In a rare interview with Bloomberg Businessweek, Apple’s CEO Tim Cook spoke on a number of topics ranging from the launch of new iPhones, thoughts on Apple rivals, Android fragmentation and the rise and fall of Nokia.
Here are some excerpts from that article. Tim Cook explains the objective of making the new iPhone 5c, which was rumored to cost around $300-$400, but was launched at an unsubsidized price of $549, only $100 cheaper than the high-end iPhone 5s.
To Cook, the mobile industry doesn’t race to the bottom, it splits. One part does indeed go cheap, with commoditized products that compete on little more than price. “There’s always a large junk part of the market,” he says. “We’re not in the junk business.” The upper end of the industry justifies its higher prices with greater value. “There’s a segment of the market that really wants a product that does a lot for them, and I want to compete like crazy for those customers,” he says. “I’m not going to lose sleep over that other market, because it’s just not who we are. Fortunately, both of these markets are so big, and there’s so many people that care and want a great experience from their phone or their tablet, that Apple can have a really good business.” [..]
[..] “We never had an objective to sell a low-cost phone,” says Cook. “Our primary objective is to sell a great phone and provide a great experience, and we figured out a way to do it at a lower cost.”
He had this to say about competition from Android based smartphones:
“I think it’s even more a two-operating-system world today than it was before,” Cook says. But, he adds, “when you look at things like customer satisfaction and usage, you see the gap between Android and iOS being huge.”
[..] This leads Cook to a point he makes a lot: People may buy Android devices, but the ones they actually use have an Apple logo on the back.
[..] “Does a unit of market share matter if it’s not being used?” Cook asks. “For us, it matters that people use our products. We really want to enrich people’s lives, and you can’t enrich somebody’s life if the product is in the drawer.”
He also commented on Android fragmentation:
“I don’t think of Android as one thing,” Cook says.

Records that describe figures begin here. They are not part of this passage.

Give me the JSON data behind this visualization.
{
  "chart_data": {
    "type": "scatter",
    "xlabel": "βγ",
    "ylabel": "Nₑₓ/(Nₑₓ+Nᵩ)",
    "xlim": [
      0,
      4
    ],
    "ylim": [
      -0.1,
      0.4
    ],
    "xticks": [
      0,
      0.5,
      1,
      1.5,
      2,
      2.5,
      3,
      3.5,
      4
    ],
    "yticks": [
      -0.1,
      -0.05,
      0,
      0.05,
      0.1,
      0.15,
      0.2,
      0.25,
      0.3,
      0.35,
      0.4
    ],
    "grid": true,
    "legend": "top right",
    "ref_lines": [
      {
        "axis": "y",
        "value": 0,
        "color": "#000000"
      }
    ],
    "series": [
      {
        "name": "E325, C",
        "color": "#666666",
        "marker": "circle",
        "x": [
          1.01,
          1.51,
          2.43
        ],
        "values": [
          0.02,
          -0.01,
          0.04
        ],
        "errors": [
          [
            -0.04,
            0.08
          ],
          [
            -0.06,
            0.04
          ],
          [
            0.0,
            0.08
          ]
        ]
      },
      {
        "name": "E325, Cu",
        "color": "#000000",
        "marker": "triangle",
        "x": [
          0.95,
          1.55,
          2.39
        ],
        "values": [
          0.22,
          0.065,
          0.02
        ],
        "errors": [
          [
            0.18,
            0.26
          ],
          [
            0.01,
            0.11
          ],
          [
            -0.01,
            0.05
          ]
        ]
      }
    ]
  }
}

In Cook’s view, the incompatibilities between various Android versions make each an entirely different species. The Android operating systems are “not the latest ones by the time people buy,” he says. A recent survey of smartphones sold by AT&T showed 25 Android handsets; six did not have the latest operating system. “And so by the time they exit, they’re using an operating system that’s three or four years old. That would be like me right now having in my pocket iOS 3. I can’t imagine it.”
Fragmentation creates complexity and what Cook calls a “compounding problem.” “It will show up in developers,” he says. “It will show up for people that no longer have access to certain apps. It will show up in security issues because if you’re not moving your customer base to the latest version, then you have to go back and plug holes in all of this old stuff, and people don’t really do that to a great degree.”
He also spoke about Nokia, whose handset and services businesses were acquired by Microsoft.
“Everybody is trying to adopt Apple’s strategy,” Cook says in regard to the Nokia purchase. “We’re not looking for external validation of our strategy, but I think it does suggest that there’s a lot of copying, kind of, on the strategy and that people have recognized that importance.”
If one part of Nokia’s story is validating, the other is cautionary. When Apple got into the mobile business, it was Nokia’s world. The Finnish company was considered something of a miracle worker. “I’m old enough to remember when Nokia had margins of 25 percent, and there was absolutely no way they were going to be dislodged from their leadership position,” says Kuittinen of research firm Alekstra. Says Cook, “I think [Nokia] is a reminder to everyone in business that you have to keep innovating and that to not innovate is to die.”
Reacting to drop in Apple’s share price after the launch of the new iPhones, Tim Cook said that he preferred to focus on doing the right things, rather than allow somebody else or the market dictate things.